Shhh, don't tell them! ;-)
I've recently started using Taichi (https://taichi-lang.org/) for numerical codes and the fact it doesn't try to trick you into thinking it's numpy is a nice "feature". ;)
Such an inciting title. I "know" Jax; I also know Jack from Legal.

I'd been using Jax and Numpyro like learning from tutorials pretending it's numpy and then they brought the pros from Dover who knew all kinds of insane advanced techniques. I was hoping for a tutorial on those.

While I didn't like the form of the title, I assumed it was referring to other tutorials with similar titles. Indeed there exists "you don't know JS" and "you don't know bash".
>We'll use a neural network with a single hidden layer with 3 neurons and a hyperbolic tangent nonlinearity, trained with the cross-entropy loss via stochastic gradient descent.

i gotta be super honest, this reads like a sentence written by ChatGPT.

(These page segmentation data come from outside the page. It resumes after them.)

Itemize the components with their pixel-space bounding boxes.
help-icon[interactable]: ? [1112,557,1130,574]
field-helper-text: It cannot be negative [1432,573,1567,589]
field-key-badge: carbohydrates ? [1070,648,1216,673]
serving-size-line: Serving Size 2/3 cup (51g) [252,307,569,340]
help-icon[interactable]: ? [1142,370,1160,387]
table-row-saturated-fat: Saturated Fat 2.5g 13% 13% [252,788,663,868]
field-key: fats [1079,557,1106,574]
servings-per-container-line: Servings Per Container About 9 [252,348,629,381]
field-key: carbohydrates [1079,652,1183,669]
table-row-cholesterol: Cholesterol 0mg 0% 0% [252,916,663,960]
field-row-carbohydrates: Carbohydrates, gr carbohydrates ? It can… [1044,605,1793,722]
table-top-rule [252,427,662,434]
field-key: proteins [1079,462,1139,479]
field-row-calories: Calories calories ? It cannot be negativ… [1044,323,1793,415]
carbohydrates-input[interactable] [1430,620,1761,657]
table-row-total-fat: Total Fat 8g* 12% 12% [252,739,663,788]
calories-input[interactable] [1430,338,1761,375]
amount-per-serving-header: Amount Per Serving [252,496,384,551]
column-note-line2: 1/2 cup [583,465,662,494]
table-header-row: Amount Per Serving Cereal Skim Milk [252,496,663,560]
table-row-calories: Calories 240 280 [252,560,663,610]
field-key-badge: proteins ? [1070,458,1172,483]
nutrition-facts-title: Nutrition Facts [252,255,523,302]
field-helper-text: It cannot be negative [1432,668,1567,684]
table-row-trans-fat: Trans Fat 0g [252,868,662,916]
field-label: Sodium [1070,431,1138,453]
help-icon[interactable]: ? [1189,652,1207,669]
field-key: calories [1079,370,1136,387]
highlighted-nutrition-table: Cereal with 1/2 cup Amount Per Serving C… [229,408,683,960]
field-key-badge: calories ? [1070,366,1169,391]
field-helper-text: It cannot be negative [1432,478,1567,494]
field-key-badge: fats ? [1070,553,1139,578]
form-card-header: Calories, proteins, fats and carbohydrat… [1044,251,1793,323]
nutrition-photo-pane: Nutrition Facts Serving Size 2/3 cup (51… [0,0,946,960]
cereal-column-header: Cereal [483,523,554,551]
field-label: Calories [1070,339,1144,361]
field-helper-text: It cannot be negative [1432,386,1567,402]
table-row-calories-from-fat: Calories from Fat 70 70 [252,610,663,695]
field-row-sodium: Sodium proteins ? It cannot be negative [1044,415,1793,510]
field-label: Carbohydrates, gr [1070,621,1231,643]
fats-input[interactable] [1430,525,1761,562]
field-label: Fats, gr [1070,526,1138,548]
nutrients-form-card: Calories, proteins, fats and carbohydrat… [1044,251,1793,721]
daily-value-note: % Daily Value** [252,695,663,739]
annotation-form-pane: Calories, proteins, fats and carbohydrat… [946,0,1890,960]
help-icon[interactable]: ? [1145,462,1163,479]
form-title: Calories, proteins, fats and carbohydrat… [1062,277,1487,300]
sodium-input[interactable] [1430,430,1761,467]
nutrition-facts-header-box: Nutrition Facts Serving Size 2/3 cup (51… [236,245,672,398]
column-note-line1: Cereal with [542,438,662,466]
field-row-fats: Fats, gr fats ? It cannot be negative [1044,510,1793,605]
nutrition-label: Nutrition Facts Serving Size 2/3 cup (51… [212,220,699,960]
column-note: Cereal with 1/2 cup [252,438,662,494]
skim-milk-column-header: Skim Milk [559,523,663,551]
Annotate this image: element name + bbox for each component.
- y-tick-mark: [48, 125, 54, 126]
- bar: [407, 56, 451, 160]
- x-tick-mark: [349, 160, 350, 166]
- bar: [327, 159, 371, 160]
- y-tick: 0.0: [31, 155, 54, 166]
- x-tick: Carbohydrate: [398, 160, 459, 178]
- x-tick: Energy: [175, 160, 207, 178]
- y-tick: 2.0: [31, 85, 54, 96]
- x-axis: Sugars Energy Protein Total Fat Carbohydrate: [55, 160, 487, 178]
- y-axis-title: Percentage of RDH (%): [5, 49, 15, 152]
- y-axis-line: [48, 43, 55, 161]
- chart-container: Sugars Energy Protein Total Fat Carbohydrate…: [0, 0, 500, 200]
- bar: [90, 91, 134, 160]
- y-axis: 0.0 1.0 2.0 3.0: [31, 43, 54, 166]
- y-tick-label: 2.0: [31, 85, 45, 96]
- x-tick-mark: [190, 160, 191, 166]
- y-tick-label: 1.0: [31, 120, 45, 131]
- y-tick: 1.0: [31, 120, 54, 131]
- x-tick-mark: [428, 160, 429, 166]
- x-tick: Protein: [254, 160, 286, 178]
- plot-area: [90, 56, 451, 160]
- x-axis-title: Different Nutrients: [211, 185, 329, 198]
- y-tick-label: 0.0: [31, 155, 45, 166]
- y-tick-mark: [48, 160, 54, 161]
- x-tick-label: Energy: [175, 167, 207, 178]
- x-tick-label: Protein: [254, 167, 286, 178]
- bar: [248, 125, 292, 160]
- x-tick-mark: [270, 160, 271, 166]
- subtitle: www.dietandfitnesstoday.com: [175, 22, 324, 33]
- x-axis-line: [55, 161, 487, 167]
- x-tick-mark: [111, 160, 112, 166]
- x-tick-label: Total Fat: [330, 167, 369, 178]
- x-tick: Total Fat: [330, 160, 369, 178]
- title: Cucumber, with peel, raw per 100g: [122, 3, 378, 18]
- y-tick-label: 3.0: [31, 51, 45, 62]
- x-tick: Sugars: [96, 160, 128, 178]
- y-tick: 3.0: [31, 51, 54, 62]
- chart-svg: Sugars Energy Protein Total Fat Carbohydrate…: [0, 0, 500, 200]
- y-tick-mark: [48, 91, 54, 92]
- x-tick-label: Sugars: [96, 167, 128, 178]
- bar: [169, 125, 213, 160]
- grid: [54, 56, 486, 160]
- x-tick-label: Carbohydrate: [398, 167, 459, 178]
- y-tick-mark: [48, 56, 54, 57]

I have be super honest too, as your comment says more about your English skills than whether writing a coherent sentence is beyond the reach of humans. Nothing in that sentence says machine generated. But whoever wrote it thinks clearly and precisely, that much is obvious.
I love JAX … but JAX, frustratingly, doesn’t obey NumPy promotion semantics! Enforcing double precision is understandable from a performance perspective but it breaks NumPy compatibility and frequently introduces subtle and difficult to debug numerical bugs. Nevertheless, JAX has encouraged so much progress in ML software engineering, e.g., I’ve been cribbing from diffrax and torchopt for my PyTorch work.